Thursday, November 30, 2017

Old Farts Demanding Swords : Points of Light Make For Bad Long Term Campaign Settings




Adventurer-Conqueror-King is an OSR game. It leads us back to the old days where heroes set out to dungeons, and brought back treasure. They used these expeditions to tame the surrounding wilds, bring order to the chaotic, crush evil civilizations, and build order and justice.

Some have called ACKs a ‘Points of light’ setting. It’s not.

Points of Light, the default D&D 4e setting, posits numerous small kingdoms and sparks of normalcy (the points in the points of light) amidst the bleak, chaotic and insensible wasteland. It’s a return to the Dying Earth of Jack Vance, where if you went forty five minutes away from your particular encystment of ‘civilization’ you were liable to come across some sort of brain eating slug monster, or daemon, or dark thing from before that would crush your spirit and render you a motive husk. D&D owes a lot to Jack Vance and this outlook, but the problem with basing your setting on The Dying Earth is that well, it’s a freaking dystopia.

The Dying Earth is a world where people stab one another over who has the fanciest chair, the sun is going out, everybody is a backstabber, there are practically no good people left on the entire planet, and basically things just kind of suck. Dark Souls is cheerier. Dark Souls at least has good people in it.

 I bring this up in our High level discussion because the way a world is structured, determines how high level play is meant to look. The Points of Light setting, notably, and as I touched upon in the last post, is terrified that if anybody can do anything, the players won’t be ‘heroic enough.’

As a result, the only people who have ‘good stuff’ are the bad guys, and the PCs are solely responsible for fixing every damned thing in the entire setting.

Lost puppies? Players.
Orcs? Players.
Demons? Players.
Chaos gods? Players.
Inefficient tax code? Players.
Marriage ring down the well? Players.

The players are the only competent people in a world of benighted super-competent hell barons and ‘normal folk’ who are so normal and folksy it’s a surprise they can breathe without assistance.

All, in the misapprehended belief that if the king can keep his own people safe from orcs, the players would have ‘nothing to do’ or ‘wouldn’t feel special.’

This creates additional problems as the players level up as it never feels like they actually accomplish much. Their legacy will disappear the second they stop playing their characters, and there is always. ALWAYS. A bigger, badder threat and one day they will be worn down and destroyed.

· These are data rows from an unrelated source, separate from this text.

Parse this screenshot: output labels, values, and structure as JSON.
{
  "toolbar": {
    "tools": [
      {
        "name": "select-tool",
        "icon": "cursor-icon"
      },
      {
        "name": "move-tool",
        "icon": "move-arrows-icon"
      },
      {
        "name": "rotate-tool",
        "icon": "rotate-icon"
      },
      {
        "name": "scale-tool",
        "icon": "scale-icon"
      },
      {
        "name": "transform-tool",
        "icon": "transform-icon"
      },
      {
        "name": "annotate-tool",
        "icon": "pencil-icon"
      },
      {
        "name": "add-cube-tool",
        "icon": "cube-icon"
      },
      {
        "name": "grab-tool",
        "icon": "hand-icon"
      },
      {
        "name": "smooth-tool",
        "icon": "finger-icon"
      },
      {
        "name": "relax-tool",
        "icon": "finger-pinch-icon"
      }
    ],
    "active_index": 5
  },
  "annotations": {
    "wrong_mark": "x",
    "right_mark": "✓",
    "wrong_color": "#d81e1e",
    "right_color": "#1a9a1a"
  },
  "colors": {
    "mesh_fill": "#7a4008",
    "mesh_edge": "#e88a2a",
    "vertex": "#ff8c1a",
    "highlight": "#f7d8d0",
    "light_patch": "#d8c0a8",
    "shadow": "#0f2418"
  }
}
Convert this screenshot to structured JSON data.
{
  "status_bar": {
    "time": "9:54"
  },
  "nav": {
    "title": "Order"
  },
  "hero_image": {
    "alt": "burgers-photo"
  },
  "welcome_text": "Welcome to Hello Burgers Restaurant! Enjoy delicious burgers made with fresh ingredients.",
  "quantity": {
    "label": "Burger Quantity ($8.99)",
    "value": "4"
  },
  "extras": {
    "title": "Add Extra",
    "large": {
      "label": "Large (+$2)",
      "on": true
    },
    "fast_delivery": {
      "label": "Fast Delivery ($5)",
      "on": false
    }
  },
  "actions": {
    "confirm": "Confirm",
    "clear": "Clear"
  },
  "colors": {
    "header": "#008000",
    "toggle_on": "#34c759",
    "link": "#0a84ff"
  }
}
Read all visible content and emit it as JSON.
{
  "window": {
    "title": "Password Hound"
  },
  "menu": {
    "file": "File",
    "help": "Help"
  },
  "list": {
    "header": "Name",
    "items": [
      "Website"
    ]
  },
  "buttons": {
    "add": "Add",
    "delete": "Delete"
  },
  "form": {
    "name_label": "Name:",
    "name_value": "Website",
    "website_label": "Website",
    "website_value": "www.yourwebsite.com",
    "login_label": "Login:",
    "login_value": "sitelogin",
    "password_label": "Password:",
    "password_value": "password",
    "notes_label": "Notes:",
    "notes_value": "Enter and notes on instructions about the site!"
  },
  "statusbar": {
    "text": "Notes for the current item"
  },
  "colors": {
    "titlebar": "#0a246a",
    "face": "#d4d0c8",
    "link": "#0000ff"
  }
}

Evil triumphs ultimately, screw you.  

In the short term, they get to lord over the 0-level humans and town guard, at least unless they piss off the DM, at which point the town guard who can’t fight a kobold effectively become hyper competent in taking them down.

The problem here is that the DM or world designer wants so badly for the players to feel important, he makes a world that doesn’t function properly. Nobody exists except for the players. Inns and merchants exist to supply and provision the players. Bad guys exist solely to challenge the players. The afterlife and demons exist only for the players. And there must always be an enemy to challenge the party, so the forces of evil just seem to constantly unlock bigger and bigger guns as the players level up, like some sort of hidden arms race.

And if the players do make solid changes? They have to be undone, or negated, or pushed aside, so the next batch of PCs can feel ‘important’ compared to their PC predecessors.

The motivation to make players feel important and special is good. Evil however works by bending goods to wrong purposes. And so it is here. In such a desire to make the player and his accomplishments meaningful and challenged, they are instead rendered pointless. Nothing fixed can be allowed to stay that way. Meaningful changes to the setting cannot be achieved.

The player’s actions are meaningless beyond the initial thrills of success.

Now, if the players never intend to revisit the setting, or are happy with the sudden flash of success, then this can work, but points of light settings never work as recurring campaign settings, or they stop being points of light.